Within this article, Ivan Moody states that 'the impact of minimalism in Portugal has barely been studied; the establishment and subsequent institutionalisation of post-serial and other avant-garde thinking meant that approaches to other kinds of modernism – and whether or not ostensibly postmodernist approaches could be included in such categories – only gradually came to be employed, during the course of the 1990s. This article discusses the work of four composers, Luís Tinoco, Nuno Côrte-Real, Eugénio Rodrigues and Tiago Cutileiro, as part of this context.'
Luís Tinoco featured in Ivan Moody’s ‘FOUR PORTUGUESE MINIMALISTS? IBERIAN REFLECTIONS’ (Tempo 71)
6 November 2017Within this journal, Ivan Moody accounts that “the work of Luís Tinoco, makes overt use of elements of the kind that Cutileiro considers ‘not truly minimalist’, within the context of a musical language that is both rich and diverse. The composer himself acknowledges, for example, the presence of certain gestures that come from minimalism, in such works as Short Cuts, Ends Meet, Invenção sobre Paisagem and Antipode, citing specifically Adams, Reich and Andriessen, but notes that he only began to examine minimalism as a phenomenon in depth when he began to teach at the Escola Superior de Música de Lisboa, some years after returning from London, where he had studied at the Royal Academy of Music with Paul Patterson. The composer whose work he points to as particularly influential before that time is Ligeti, as may be clearly heard in the early String Quartet (1995).

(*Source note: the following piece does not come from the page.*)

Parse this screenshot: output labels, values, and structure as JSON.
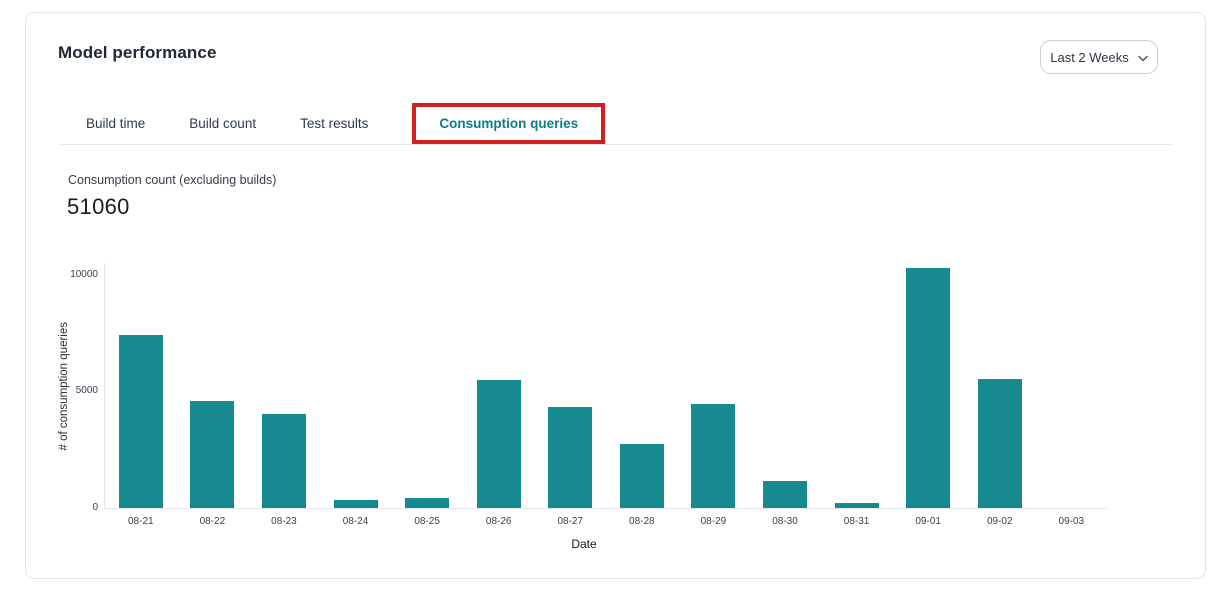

Nevertheless, Tinoco is anxious to point out that, ‘in spite of this connection which, I repeat, I consider more than legitimate, I think that it comes basically from my listening to Stravinsky and a great deal of jazz, in which there are obvious points of contact with the harmonic and rhythmic language of some minimal works’, noting that as a teenager he was an assiduous listener to the work of Pat Metheney and Lyle Mays, and that he maintains a very high opinion of Bill Evans, Herbie Hancock and Keith Jarrett. Certainly, jazz and Stravinsky may be heard as ancestors in some degree of a work such as Antipode (2000), but filtered in such a way as to suggest the music of Andriessen, particularly in terms of the repetition of motives that become ostinati, and the instrumentation, which favours saxophones and brass.

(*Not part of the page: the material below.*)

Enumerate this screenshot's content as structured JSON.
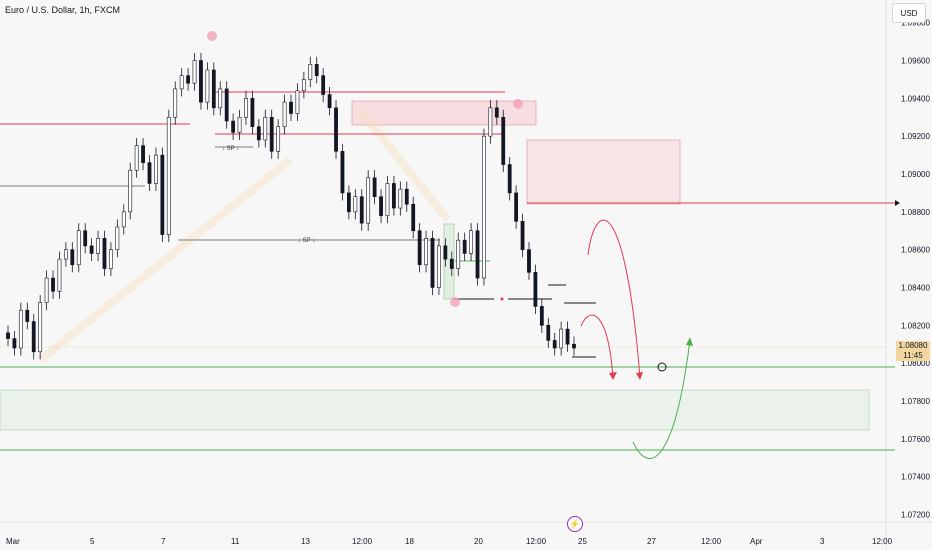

Tinoco says that he reclaimed the ‘gestures of repetition, ostinato and pulsation’ after discovering Ligeti’s Etudes, and points to his works Tríptico for violin and piano (1997), Verde Secreto (2007) for saxophone and piano, the wind quintet Autumn Wind (1998) and the quintet Light – Distance (2000) as proof of this. The fact that the dates of composition of these works covers an entire decade is proof of the enduring fascination of Ligeti’s work for Tinoco, but his music continues to be a highly eclectic mix, and in conversation he is as likely to locate his musical ancestry in Birtwistle as in Adams or Andriessen. When questioned about ideas of modernism and postmodernism, Tinoco says that his listening is broad in scope, as may be detected from the omnivorous nature of his musical references in the above, and that ‘official assumptions of position in art (and not only) are of little interest to me’.”